The clouds are thine, and all their magic hues
Are pencill'd by thee; when thou bendest low,
Or comest in thy strength, thy hand imbues
Their waving fold with such a perfect glow
Of all pure tints, the fairy pictures throw
Shame on the proudest art; the tender stain
Hung round the verge of Heaven, that has a bow
Girds the wide world, and in their blended chain
All tints to the deep gold that flashes in thy train:
These are thy trophies, and thou bendst thy arch,
The sign of triumph, in a seven-fold twine,
Where the spent storm is hasting on its march;
And there the glories of thy light combine,
And form with perfect curve a lifted line,
Striding the earth and air; man looks and tells
How Peace and Mercy in its beauty shine,
And how the heavenly messenger impels
Her glad wings on the path, that thus in ether swells.
The ocean is thy vassal: thou dost sway
His waves to thy dominion, and they go
Where thou in Heaven dost guide them on their way,
Rising and falling in eternal flow;
Thou lookest on the waters, and they glow;
They take them wings, and spring aloft in air,
And change to clouds, and then, dissolving, throw
Their treasures back to earth, and, rushing, tear
The mountain and the vale, as proudly on they bear.
I too have been upon thy rolling breast,
Widest of waters! I have seen thee lie
Calm, as an infant pillow'd in its rest
On a fond mother's bosom, when the sky,
Not smoother, gave the deep its azure die,
Till a new Heaven was arch'd and glass'd below;
And then the clouds, that, gay in sunset, fly,
Cast on it such a stain, it kindled so,
As in the cheek of youth the living roses grow.

162

I too have seen thee on thy surging path,
When the night tempest met thee: thou didst dash
Thy white arms high in Heaven, as if in wrath
Threatening the angry sky; thy waves did lash
The labouring vessel, and with deadening crash
Rush madly forth to scourge its groaning sides;
Onward thy billows came to meet and clash
In a wild warfare, till the lifted tides
Mingled their yesty tops, where the dark storm-cloud rides.
In thee, first light, the bounding ocean smiles,
When the quick winds uprear it in a swell,
That rolls in glittering green around the isles,
Where ever-springing fruits and blossoms dwell:
Oh! with a joy no gifted tongue can tell,
I hurry o'er the waters, when the sail
Swells tensely, and the light keel glances well
Over the curling billow, and the gale
Comes off from spicy groves to tell its winning tale.

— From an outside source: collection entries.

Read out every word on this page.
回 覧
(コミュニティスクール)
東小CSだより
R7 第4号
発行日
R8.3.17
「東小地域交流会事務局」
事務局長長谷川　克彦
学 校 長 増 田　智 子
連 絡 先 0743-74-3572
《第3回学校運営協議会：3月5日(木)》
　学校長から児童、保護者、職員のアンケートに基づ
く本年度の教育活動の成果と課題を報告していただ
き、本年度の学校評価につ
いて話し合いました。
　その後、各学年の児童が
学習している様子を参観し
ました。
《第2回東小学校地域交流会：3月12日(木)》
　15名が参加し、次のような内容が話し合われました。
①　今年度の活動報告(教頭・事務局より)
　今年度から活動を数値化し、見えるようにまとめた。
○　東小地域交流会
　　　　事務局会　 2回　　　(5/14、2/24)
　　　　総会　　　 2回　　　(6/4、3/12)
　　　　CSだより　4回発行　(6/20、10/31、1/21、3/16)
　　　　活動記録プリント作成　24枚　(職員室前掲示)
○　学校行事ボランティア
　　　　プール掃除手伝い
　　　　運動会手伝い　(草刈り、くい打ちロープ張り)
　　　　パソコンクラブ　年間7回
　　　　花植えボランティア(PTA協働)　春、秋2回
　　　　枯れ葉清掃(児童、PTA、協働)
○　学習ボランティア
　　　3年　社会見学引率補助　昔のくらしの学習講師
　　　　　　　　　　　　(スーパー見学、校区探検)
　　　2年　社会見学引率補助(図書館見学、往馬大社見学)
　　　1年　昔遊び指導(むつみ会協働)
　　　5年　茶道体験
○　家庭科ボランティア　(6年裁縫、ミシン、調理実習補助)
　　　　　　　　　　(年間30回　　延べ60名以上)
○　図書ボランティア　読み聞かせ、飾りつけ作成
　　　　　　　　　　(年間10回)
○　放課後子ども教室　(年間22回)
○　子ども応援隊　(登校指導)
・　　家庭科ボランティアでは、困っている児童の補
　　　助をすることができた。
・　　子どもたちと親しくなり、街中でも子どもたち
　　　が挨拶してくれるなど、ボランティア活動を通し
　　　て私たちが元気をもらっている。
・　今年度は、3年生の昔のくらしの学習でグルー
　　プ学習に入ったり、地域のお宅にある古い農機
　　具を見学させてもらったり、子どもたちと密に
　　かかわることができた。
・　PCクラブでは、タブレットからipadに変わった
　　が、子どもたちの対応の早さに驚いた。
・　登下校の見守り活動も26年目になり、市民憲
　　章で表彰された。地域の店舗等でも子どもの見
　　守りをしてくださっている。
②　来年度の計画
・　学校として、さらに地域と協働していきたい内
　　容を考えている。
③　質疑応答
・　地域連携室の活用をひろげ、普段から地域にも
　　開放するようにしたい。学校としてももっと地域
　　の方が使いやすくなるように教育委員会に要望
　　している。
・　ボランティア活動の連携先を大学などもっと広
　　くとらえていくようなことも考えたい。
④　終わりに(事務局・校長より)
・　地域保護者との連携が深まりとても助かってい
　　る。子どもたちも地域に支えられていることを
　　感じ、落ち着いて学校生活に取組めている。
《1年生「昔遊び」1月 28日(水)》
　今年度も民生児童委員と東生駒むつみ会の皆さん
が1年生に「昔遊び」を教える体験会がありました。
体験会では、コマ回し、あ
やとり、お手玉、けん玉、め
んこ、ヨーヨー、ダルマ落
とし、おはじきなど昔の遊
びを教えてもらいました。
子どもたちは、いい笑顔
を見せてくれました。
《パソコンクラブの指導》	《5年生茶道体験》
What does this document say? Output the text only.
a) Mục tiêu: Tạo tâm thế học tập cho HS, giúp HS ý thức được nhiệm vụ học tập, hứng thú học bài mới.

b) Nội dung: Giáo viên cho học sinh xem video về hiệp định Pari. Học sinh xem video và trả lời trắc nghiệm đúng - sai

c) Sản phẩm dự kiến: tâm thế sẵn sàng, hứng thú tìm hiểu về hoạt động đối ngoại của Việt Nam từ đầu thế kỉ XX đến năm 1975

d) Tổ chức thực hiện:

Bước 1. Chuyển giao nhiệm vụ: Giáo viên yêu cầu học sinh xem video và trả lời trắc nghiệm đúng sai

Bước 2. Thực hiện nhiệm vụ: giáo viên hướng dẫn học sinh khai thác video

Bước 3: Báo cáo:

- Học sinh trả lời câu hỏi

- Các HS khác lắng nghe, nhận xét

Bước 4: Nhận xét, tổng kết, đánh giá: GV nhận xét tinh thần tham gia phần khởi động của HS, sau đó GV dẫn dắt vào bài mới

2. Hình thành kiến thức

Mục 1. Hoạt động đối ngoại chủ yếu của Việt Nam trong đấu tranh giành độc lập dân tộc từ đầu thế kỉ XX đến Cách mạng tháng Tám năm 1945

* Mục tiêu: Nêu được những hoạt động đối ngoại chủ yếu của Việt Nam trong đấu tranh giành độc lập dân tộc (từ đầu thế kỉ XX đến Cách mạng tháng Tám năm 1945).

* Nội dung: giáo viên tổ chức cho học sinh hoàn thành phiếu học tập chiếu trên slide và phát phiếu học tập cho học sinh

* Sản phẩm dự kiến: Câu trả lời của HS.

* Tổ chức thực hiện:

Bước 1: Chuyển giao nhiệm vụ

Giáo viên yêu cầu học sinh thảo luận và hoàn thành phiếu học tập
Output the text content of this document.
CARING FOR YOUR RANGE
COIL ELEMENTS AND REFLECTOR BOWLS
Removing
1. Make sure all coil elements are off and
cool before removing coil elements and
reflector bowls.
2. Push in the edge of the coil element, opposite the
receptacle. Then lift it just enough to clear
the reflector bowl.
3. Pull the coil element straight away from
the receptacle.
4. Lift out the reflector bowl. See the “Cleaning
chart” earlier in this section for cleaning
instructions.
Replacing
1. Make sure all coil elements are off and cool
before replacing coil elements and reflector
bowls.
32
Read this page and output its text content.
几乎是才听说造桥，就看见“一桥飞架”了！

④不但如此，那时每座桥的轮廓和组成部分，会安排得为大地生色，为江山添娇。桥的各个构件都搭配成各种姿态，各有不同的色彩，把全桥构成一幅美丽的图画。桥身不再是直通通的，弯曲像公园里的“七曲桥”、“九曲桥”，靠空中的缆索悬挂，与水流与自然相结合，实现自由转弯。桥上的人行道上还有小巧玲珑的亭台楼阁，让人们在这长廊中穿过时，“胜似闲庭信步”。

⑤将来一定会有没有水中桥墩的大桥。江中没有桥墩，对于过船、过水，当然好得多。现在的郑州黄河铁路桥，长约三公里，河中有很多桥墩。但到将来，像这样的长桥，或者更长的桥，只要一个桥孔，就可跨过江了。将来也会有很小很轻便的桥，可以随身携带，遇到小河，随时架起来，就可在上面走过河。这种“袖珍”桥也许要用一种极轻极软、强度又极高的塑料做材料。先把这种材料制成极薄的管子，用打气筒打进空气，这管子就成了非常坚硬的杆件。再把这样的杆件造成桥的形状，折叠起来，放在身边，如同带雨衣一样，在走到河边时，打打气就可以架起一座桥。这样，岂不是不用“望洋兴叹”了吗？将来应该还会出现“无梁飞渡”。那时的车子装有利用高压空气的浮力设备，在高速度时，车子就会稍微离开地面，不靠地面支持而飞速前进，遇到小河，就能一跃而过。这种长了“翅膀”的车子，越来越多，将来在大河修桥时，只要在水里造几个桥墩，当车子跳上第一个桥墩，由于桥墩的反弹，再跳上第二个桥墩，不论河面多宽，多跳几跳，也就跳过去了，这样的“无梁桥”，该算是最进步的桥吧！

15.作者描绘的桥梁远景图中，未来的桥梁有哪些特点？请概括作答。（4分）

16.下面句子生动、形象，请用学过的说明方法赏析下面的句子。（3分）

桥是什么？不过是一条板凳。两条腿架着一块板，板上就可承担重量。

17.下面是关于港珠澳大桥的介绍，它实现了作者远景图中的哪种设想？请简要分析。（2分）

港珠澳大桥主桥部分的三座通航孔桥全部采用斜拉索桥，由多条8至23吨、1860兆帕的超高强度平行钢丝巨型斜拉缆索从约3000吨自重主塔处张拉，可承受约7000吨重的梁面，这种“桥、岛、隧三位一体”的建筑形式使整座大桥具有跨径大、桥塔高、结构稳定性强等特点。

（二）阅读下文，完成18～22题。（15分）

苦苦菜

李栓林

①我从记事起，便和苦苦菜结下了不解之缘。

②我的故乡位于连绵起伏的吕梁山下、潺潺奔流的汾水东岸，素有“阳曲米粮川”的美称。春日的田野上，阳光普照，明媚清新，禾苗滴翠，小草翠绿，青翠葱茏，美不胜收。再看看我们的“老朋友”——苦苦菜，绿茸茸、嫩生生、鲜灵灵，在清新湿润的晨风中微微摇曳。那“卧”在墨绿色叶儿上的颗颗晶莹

The soul is thine: of old thou wert the power
Who gave the poet life, and I in thee
Feel my heart gladden at the holy hour
When thou art sinking in the silent sea;
Or when I climb the height, and wander free
In thy meridian glory, for the air
Sparkles and burns in thy intensity,
I feel thy light within me, and I share
In the full glow of soul thy spirit kindles there.